After suing John Oliver-hosted show for defamation, Murray Energy CEO Robert Murray filed temporary restraining order against HBO

Coal baron Robert Murray has filed a temporary restraining order against HBO to prevent them from rebroadcasting an episode of 'Last Week Tonight.' Credit: Eric Liebowitz/HBO

Robert Murray, CEO of coal corporation Murray Energy, has filed a temporary restraining order against HBO, attempting to prevent the network from rebroadcasting a June episode of Last Week Tonight in which host John Oliver criticized the coal baron for his controversial business practices. The move, as The Hollywood Reporter notes, marks another chapter in an ongoing legal battle, which HBO recently removed to federal court after beginning at the state level.

Murray Energy and several associated coal companies are suing Oliver, the writers of Last Week Tonight, HBO and Time Warner for defamation over the comedian's biting commentary in the June 18th report, which characterized Murray as a "geriatric Dr.
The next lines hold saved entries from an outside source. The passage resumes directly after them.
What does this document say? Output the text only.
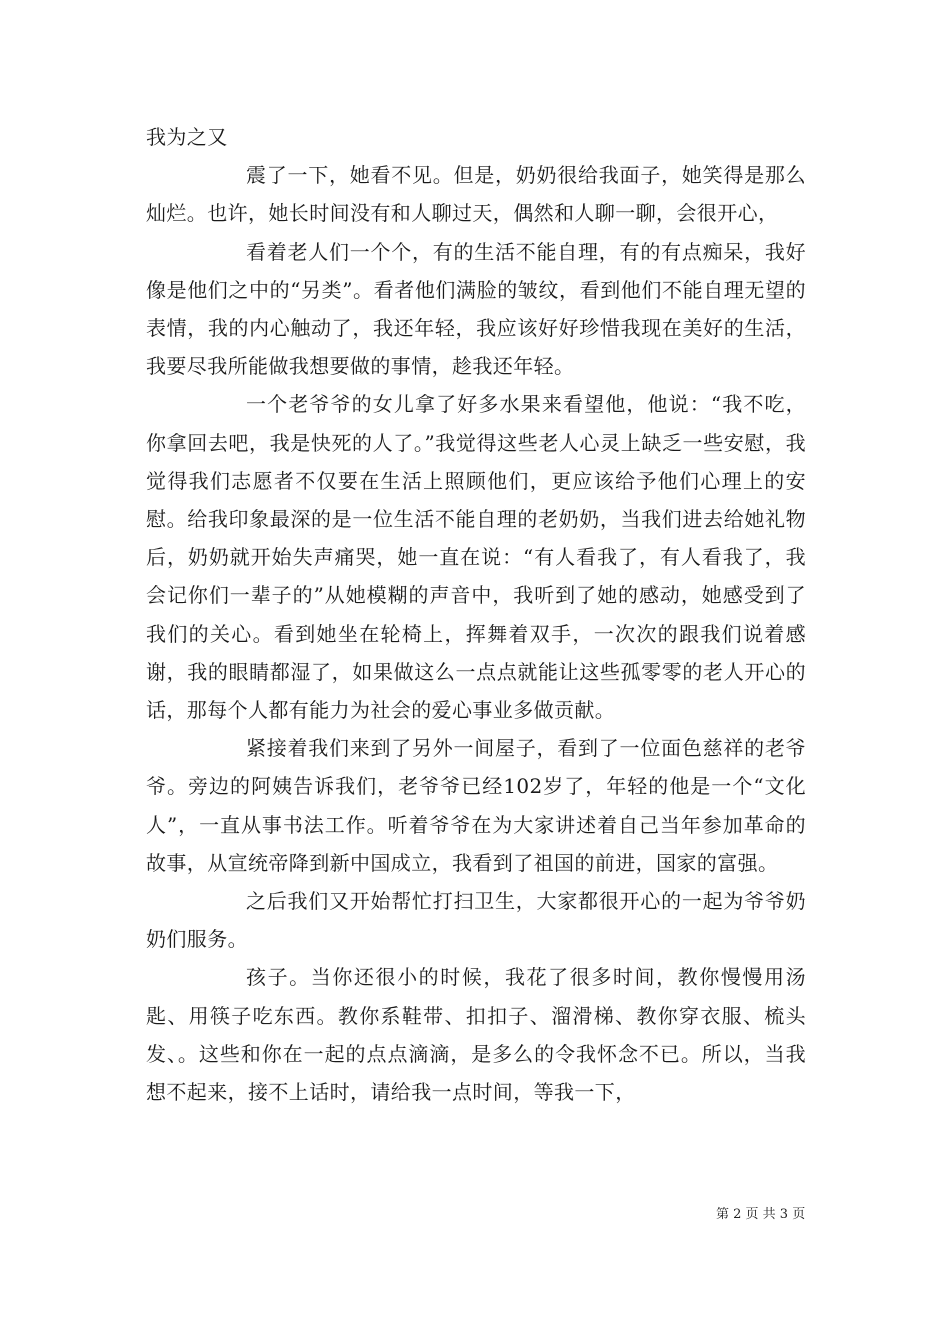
我为之又

震了一下，她看不见。但是，奶奶很给我面子，她笑得是那么灿烂。也许，她长时间没有和人聊过天，偶然和人聊一聊，会很开心，

看着老人们一个个，有的生活不能自理，有的有点痴呆，我好像是他们之中的“另类”。看者他们满脸的皱纹，看到他们不能自理无望的表情，我的内心触动了，我还年轻，我应该好好珍惜我现在美好的生活，我要尽我所能做我想要做的事情，趁我还年轻。

一个老爷爷的女儿拿了好多水果来看望他，他说：“我不吃，你拿回去吧，我是快死的人了。”我觉得这些老人心灵上缺乏一些安慰，我觉得我们志愿者不仅要在生活上照顾他们，更应该给予他们心理上的安慰。给我印象最深的是一位生活不能自理的老奶奶，当我们进去给她礼物后，奶奶就开始失声痛哭，她一直在说：“有人看我了，有人看我了，我会记你们一辈子的”从她模糊的声音中，我听到了她的感动，她感受到了我们的关心。看到她坐在轮椅上，挥舞着双手，一次次的跟我们说着感谢，我的眼睛都湿了，如果做这么一点点就能让这些孤零零的老人开心的话，那每个人都有能力为社会的爱心事业多做贡献。

紧接着我们来到了另外一间屋子，看到了一位面色慈祥的老爷爷。旁边的阿姨告诉我们，老爷爷已经102岁了，年轻的他是一个“文化人”，一直从事书法工作。听着爷爷在为大家讲述着自己当年参加革命的故事，从宣统帝降到新中国成立，我看到了祖国的前进，国家的富强。

之后我们又开始帮忙打扫卫生，大家都很开心的一起为爷爷奶奶们服务。

孩子。当你还很小的时候，我花了很多时间，教你慢慢用汤匙、用筷子吃东西。教你系鞋带、扣扣子、溜滑梯、教你穿衣服、梳头发、。这些和你在一起的点点滴滴，是多么的令我怀念不已。所以，当我想不起来，接不上话时，请给我一点时间，等我一下，

第 2 页 共 3 页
Evil" and criticized the CEO's policies regarding employee health and safety. 

HBO, in opposition papers, dismissed the motion for a temporary restraining order – and the lawsuit itself – as "merely the latest examples of Murray's ongoing campaign to use 'punitive litigation ... to chill constitutionally protected speech.'

"The lawsuit by many of the same plaintiffs against the New York Times, which has a motion to dismiss pending in these chambers, is only one of many," the statement continued. "In the past few years alone, Plaintiffs repeatedly have filed similar lawsuits against critics and members of the media, only to have them dismissed at the pleading stage. This history suggests that Plaintiffs' objective is not to prevail on the merits, but to impose a cost on those who have the temerity to criticize Murray. This temporary restraining order is a prime example of those efforts, and must be denied."

Last Week Tonight's coal-centric episode focused on the future of the industry and President Trump's campaign promises to bring coal miners back to work. The comedian also highlighted a 2007 incident in which a Murray-owned mine in Utah collapsed, killing nine workers. 

Murray's suit alleged that Oliver and the other defendants "executed a meticulously planned attempt to assassinate the character of and reputation of Mr. Robert E. Murray and his companies." The coal baron sued for one count each of defamation, false light invasion of privacy and intentional infliction of emotional distress.

Oliver predicted the lawsuit during the Last Week Tonight segment, revisiting Murray's history of suing media outlets who published unflattering pieces about his businesses.